The Army is so succinct in their weight management program. I thought that the following from the Army Regulation 600-9: The Army Weight Control Program was interesting. Maybe something good would have come out of it if I'd stayed in ROTC. Their two part plan sounds easy, but trust me, there is more to this process than a couple of bullet points.

a. Invest in yourself.
(1) Make a decision to lose weight and shape up.
(2) Get motivated.
(3) Develop a strategy (diet, exercise routine, lifestyle changes, and so on).
(4) Carry out the strategy.

b. Enjoy the payoffs:.
(1) A healthy appearance.
(2) An improved self-image.
(3) A sense of accomplishment.
(4) A feeling of pride.

I also enjoyed their comparison between sound nutrition and crash diets as summarized in the following table:

Table C–1
Sound Nutrition: Provides all required nutrients
Crash Diets: Most often lack some nutrients

Sound Nutrition: Gradual loss of body fat (1 to 2 pounds per week)
Crash Diets: Rapid loss of body water and muscle mass—not body fat

Sound Nutrition: Reinforces a good mental outlook
Crash Diets: Symptoms of grumpiness, headaches, anxiety and fatigue

Sound Nutrition: Improves health
Crash Diets: Can cause depression, dehydration, potential serious illness and a slowdown in your body’s metabolism (the rate your body burns calories)

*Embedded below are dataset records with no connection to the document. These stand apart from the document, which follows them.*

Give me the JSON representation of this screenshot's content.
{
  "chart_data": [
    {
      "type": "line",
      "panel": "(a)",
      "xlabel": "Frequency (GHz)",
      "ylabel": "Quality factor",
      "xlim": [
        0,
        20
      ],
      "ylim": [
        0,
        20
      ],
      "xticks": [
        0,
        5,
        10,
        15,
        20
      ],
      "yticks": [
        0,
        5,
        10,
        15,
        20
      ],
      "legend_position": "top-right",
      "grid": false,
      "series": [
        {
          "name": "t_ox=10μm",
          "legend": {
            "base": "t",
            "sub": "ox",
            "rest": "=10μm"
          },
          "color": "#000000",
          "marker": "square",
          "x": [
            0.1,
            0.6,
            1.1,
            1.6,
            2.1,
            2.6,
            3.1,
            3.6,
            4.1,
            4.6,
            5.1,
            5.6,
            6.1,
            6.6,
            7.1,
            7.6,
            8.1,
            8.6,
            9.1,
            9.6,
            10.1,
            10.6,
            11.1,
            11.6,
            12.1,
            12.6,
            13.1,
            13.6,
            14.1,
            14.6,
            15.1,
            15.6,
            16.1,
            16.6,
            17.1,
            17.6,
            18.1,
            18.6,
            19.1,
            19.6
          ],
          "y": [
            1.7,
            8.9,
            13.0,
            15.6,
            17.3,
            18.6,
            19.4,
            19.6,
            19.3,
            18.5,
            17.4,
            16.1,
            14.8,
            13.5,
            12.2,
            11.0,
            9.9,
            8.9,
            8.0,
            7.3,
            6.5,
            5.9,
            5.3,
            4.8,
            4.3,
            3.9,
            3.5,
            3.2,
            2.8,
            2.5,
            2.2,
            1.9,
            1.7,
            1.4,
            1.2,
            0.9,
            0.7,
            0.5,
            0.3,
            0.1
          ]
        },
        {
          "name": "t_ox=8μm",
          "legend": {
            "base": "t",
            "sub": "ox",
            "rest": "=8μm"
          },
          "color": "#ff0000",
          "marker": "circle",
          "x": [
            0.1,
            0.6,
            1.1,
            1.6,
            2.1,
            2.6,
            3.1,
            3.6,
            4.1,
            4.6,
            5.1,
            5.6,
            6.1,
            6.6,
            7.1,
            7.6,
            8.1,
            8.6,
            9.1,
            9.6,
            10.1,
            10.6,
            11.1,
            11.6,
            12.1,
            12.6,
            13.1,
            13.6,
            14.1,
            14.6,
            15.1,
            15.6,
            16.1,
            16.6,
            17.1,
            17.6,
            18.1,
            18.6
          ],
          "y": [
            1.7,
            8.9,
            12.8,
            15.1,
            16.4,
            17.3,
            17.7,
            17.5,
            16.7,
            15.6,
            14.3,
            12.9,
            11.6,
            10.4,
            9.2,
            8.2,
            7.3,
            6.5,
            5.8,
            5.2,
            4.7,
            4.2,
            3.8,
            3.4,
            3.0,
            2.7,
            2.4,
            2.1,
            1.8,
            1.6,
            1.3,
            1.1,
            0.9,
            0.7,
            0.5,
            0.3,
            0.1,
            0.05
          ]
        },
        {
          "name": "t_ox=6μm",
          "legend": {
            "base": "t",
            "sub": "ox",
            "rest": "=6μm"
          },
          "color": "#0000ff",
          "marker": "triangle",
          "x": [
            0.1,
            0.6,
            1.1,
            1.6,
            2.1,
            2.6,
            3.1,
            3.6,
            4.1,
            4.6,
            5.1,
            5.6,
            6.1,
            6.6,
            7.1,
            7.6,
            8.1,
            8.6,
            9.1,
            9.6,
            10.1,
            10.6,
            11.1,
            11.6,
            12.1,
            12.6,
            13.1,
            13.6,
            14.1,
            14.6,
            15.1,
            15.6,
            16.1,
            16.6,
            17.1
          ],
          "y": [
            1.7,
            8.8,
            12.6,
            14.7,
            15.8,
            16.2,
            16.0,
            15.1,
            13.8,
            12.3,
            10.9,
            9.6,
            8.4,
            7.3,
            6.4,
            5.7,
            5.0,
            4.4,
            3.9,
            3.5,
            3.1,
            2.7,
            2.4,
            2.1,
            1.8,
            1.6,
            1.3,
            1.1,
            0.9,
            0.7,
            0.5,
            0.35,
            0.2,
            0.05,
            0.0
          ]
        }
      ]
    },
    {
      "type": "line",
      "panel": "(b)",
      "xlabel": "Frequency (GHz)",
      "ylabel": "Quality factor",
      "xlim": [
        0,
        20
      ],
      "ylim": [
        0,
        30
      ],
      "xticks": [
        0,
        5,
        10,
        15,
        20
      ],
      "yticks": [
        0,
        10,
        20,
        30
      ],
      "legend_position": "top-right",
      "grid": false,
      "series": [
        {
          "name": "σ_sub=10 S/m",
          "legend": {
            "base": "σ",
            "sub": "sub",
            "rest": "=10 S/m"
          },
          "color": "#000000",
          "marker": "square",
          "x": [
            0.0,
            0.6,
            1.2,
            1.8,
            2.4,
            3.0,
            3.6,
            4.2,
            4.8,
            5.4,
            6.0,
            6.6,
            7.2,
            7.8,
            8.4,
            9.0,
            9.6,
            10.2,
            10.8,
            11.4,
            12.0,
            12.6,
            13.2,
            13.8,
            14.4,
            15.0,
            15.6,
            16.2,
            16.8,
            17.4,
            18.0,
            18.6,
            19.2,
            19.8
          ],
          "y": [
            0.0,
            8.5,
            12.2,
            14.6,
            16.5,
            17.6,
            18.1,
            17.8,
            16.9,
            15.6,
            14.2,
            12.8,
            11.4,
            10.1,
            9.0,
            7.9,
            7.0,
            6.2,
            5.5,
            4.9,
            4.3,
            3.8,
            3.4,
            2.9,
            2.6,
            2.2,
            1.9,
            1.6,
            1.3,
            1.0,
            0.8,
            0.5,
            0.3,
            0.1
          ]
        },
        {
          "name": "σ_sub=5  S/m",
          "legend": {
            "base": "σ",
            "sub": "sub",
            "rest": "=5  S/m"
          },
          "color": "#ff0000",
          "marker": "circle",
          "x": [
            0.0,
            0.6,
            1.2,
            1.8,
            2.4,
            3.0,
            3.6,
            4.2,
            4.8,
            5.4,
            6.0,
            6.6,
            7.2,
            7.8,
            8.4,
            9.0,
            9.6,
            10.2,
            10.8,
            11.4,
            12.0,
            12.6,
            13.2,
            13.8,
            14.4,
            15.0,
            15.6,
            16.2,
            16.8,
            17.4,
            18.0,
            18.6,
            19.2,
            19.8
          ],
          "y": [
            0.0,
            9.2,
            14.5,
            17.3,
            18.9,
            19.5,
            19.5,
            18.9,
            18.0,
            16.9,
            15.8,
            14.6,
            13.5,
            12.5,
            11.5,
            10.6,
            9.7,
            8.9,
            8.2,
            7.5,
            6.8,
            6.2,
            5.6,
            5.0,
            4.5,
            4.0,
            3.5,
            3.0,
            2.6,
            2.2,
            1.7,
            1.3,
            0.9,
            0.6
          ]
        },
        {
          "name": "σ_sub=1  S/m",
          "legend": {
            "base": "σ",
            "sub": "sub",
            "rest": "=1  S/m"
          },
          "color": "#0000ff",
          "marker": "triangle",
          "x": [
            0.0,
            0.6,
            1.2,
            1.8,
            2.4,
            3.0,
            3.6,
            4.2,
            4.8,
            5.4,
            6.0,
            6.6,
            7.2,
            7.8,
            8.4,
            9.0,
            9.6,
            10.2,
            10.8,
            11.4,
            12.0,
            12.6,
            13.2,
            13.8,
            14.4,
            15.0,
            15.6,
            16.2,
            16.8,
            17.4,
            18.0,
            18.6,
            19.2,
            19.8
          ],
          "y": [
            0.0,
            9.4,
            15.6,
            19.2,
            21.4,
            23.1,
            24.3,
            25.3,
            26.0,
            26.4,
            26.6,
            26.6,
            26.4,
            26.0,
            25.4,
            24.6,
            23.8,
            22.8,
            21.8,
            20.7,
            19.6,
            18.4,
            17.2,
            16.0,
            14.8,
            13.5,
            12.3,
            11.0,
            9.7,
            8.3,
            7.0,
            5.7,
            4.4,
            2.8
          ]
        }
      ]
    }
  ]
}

Sound Nutrition: Gives a sense of accomplishment
Crash Diets: End in eventual weight loss and failure

Sound Nutrition: Develops permanent good eating habits
Crash Diets: Encourage unhealthy eating habits of temporary duration

Then we come to making an actual plan:

C–4. Basic strategy checklist—a plan for making the right connection
a. Good attitude. Having a good mental attitude is necessary to succeed in any program. To lose weight, a good mental attitude helps self-discipline—an important ingredient.

b. Sensible nutrition. A diet of adequate essential nutrients is necessary to prevent mental and physical fatigue. Crash diets don’t work in a permanent weight control program.

c. Regular exercise. Exercise promotes physical fitness. It improves flexibility, strength, endurance and weight loss by speeding up the body’s metabolism. It has also been proven to help supress the appetite.

d. Diet and exercise master plan. Create your own daily food intake and exercise plan. Keep a record. Make adjustments. You are in control.

e. Rest. Adequate rest improves attitude, posture, and appearance. Lack of rest and sleep can weaken resistance and will power.

f. A set goal. See a long range objective, then get going by setting easier-to-reach short-term goals. After the first few goals are met, the objective will be in plain view.

C–5. Balance check
If you need to lose weight, it’s time to check your energy balance to see what’s tilting the scale. When your energy input (calories) is greater than your energy output (activity), you store the extra calories as body fat. To stay in balance:
a. Increase exercise (frequency and intensity).
b. Decrease calorie intake.
c. Combine exercise with calorie reduction for best results.

See it's that easy. And yet millions of Americans pay billions of dollars on diet books. Just Google "AR 600-9" for the Army's weight loss plan.